Saya pernah merasa seperti bangau terbang rendah. Tidak mendapat apapun dan merasa nasib paling menyedihkan.

Saat itu saya berpikir sayalah manusia yang paling malang sedunia. Semua yang dikatakan orang tentang sulitnya mencari kerja di Aceh saya benarkan. Saya bahkan pernah dimarahi oleh adik kos saya yang baru selesai kuliah dan mengatakan kalau saya tidak realistis menghadapi kenyataan hidup. Kalau saya boleh berkata jujur, selama ini saya merasakan kesulitan-kesulitan itu. tapi bukan lantas saya berdiam diri dengan apa yang dikatakan orang.

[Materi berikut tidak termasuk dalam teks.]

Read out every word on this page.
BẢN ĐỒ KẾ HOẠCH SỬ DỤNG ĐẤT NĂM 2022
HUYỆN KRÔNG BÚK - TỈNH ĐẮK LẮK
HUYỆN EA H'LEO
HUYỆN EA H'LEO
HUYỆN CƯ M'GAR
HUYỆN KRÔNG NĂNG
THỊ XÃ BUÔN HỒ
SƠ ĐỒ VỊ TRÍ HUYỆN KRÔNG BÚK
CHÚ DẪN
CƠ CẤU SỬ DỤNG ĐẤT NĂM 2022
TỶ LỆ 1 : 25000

Setiap lowongan yang dibuka, saya mengajukan lamaran. Meskipun selama ini untuk kriterian pekerjaan lokal saya selalu ditawarkan untuk mengerjakannya. Saya pernah melamar di IFES, sebuah lembaga internasional. Saat itu semua teman-teman yang mengajukan lamaran dan saya kenal tak ada yang dipanggil sampai tahap wawancara. Saya lolos di tahap wawancara, tapi malang di bagian kemampuan menulis berita dan analisis di bagian bahasa Inggris. Waktu itu saya melamar di bagian analisis berita yang umumnya memakai bahasa inggris semuanya.

Tidak bisa tidak.

Saya tidak lolos dan mendapat email sebulan kemudian. Mereka mengatakan tidak bisa menerima saya karena bahasa inggris dan kualifikasi akhir saya sedikit mengecewakan. Saya terima dengan lapang dada.

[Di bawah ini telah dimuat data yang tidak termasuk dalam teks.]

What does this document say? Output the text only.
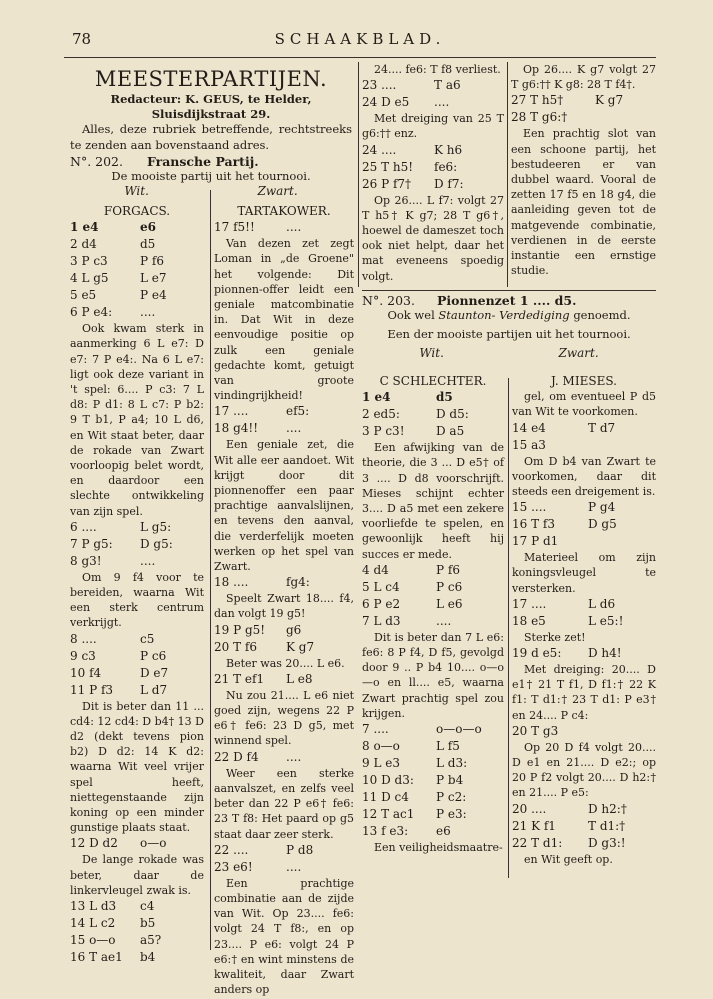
78	SCHAAKBLAD.
MEESTERPARTIJEN.
Redacteur: K. GEUS, te Helder,
Sluisdijkstraat 29.

Alles, deze rubriek betreffende, rechtstreeks te zenden aan bovenstaand adres.

N°. 202. Fransche Partij.
De mooiste partij uit het tournooi.
Wit.	Zwart.
FORGACS.
1 e4	e6
2 d4	d5
3 P c3	P f6
4 L g5	L e7
5 e5	P e4
6 P e4:	....

Ook kwam sterk in aanmerking 6 L e7: D e7: 7 P e4:. Na 6 L e7: ligt ook deze variant in 't spel: 6.... P c3: 7 L d8: P d1: 8 L c7: P b2: 9 T b1, P a4; 10 L d6, en Wit staat beter, daar de rokade van Zwart voorloopig belet wordt, en daardoor een slechte ontwikkeling van zijn spel.

6 ....	L g5:
7 P g5:	D g5:
8 g3!	....

Om 9 f4 voor te bereiden, waarna Wit een sterk centrum verkrijgt.

8 ....	c5
9 c3	P c6
10 f4	D e7
11 P f3	L d7

Dit is beter dan 11 ... cd4: 12 cd4: D b4† 13 D d2 (dekt tevens pion b2) D d2: 14 K d2: waarna Wit veel vrijer spel heeft, niettegenstaande zijn koning op een minder gunstige plaats staat.

12 D d2	o—o

De lange rokade was beter, daar de linkervleugel zwak is.

13 L d3	c4
14 L c2	b5
15 o—o	a5?
16 T ae1	b4
TARTAKOWER.
17 f5!!	....

Van dezen zet zegt Loman in „de Groene" het volgende: Dit pionnen-offer leidt een geniale matcombinatie in. Dat Wit in deze eenvoudige positie op zulk een geniale gedachte komt, getuigt van groote vindingrijkheid!

17 ....	ef5:
18 g4!!	....

Een geniale zet, die Wit alle eer aandoet. Wit krijgt door dit pionnenoffer een paar prachtige aanvalslijnen, en tevens den aanval, die verderfelijk moeten werken op het spel van Zwart.

18 ....	fg4:

Speelt Zwart 18.... f4, dan volgt 19 g5!

19 P g5!	g6
20 T f6	K g7

Beter was 20.... L e6.

21 T ef1	L e8

Nu zou 21.... L e6 niet goed zijn, wegens 22 P e6† fe6: 23 D g5, met winnend spel.

22 D f4	....

Weer een sterke aanvalszet, en zelfs veel beter dan 22 P e6† fe6: 23 T f8: Het paard op g5 staat daar zeer sterk.

22 ....	P d8
23 e6!	....

Een prachtige combinatie aan de zijde van Wit. Op 23.... fe6: volgt 24 T f8:, en op 23.... P e6: volgt 24 P e6:† en wint minstens de kwaliteit, daar Zwart anders op

24.... fe6: T f8 verliest.

23 ....	T a6
24 D e5	....

Met dreiging van 25 T g6:†† enz.

24 ....	K h6
25 T h5!	fe6:
26 P f7†	D f7:

Op 26.... L f7: volgt 27 T h5† K g7; 28 T g6†, hoewel de dameszet toch ook niet helpt, daar het mat eveneens spoedig volgt.

Op 26.... K g7 volgt 27 T g6:†† K g8: 28 T f4†.

27 T h5†	K g7
28 T g6:†

Een prachtig slot van een schoone partij, het bestudeeren er van dubbel waard. Vooral de zetten 17 f5 en 18 g4, die aanleiding geven tot de matgevende combinatie, verdienen in de eerste instantie een ernstige studie.

N°. 203. Pionnenzet 1 .... d5.
Ook wel Staunton- Verdediging genoemd.
Een der mooiste partijen uit het tournooi.
Wit.	Zwart.
C SCHLECHTER.
1 e4	d5
2 ed5:	D d5:
3 P c3!	D a5

Een afwijking van de theorie, die 3 ... D e5† of 3 .... D d8 voorschrijft. Mieses schijnt echter 3.... D a5 met een zekere voorliefde te spelen, en gewoonlijk heeft hij succes er mede.

4 d4	P f6
5 L c4	P c6
6 P e2	L e6
7 L d3	....

Dit is beter dan 7 L e6: fe6: 8 P f4, D f5, gevolgd door 9 .. P b4 10.... o—o—o en ll.... e5, waarna Zwart prachtig spel zou krijgen.

7 ....	o—o—o
8 o—o	L f5
9 L e3	L d3:
10 D d3:	P b4
11 D c4	P c2:
12 T ac1	P e3:
13 f e3:	e6

Een veiligheidsmaatre-

J. MIESES.

gel, om eventueel P d5 van Wit te voorkomen.

14 e4	T d7
15 a3

Om D b4 van Zwart te voorkomen, daar dit steeds een dreigement is.

15 ....	P g4
16 T f3	D g5
17 P d1

Materieel om zijn koningsvleugel te versterken.

17 ....	L d6
18 e5	L e5:!

Sterke zet!

19 d e5:	D h4!

Met dreiging: 20.... D e1† 21 T f1, D f1:† 22 K f1: T d1:† 23 T d1: P e3† en 24.... P c4:

20 T g3

Op 20 D f4 volgt 20.... D e1 en 21.... D e2:; op 20 P f2 volgt 20.... D h2:† en 21.... P e5:

20 ....	D h2:†
21 K f1	T d1:†
22 T d1:	D g3:!

en Wit geeft op.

Seperti biasanya, saya selalu jatuh ketika tahap wawancara. Saya berpikir apa salah saya. namun hanya berpikir saja tidak cukup. Justru penolakan itu harus menjadi cambuk untuk belajar bahasa inggris.

Saat saya menginnjakkan kaki ke negeri tirai bamboo, saya mendapatkan banyak novel bahasa inggris yang tidak dijual di Indonesia. Semangat empat lima saya menghabiskan uang sebanyak 100 yuan untuk buku-buku itu. Hasilnya? Saya memang lebih pede untuk belajar dan menulis dalam bahasa Inggris.

Nah, di kelas SPU saat kisah kodok mengalir dari teman sekelas saya, kami kemudian bersama-sama saling memotivasi untuk belajar bahasa Inggris. tak ada yang tak mungkin untuk kebaikan ataupun keburukan. Semuanya butuh waktu untuk membuktikan.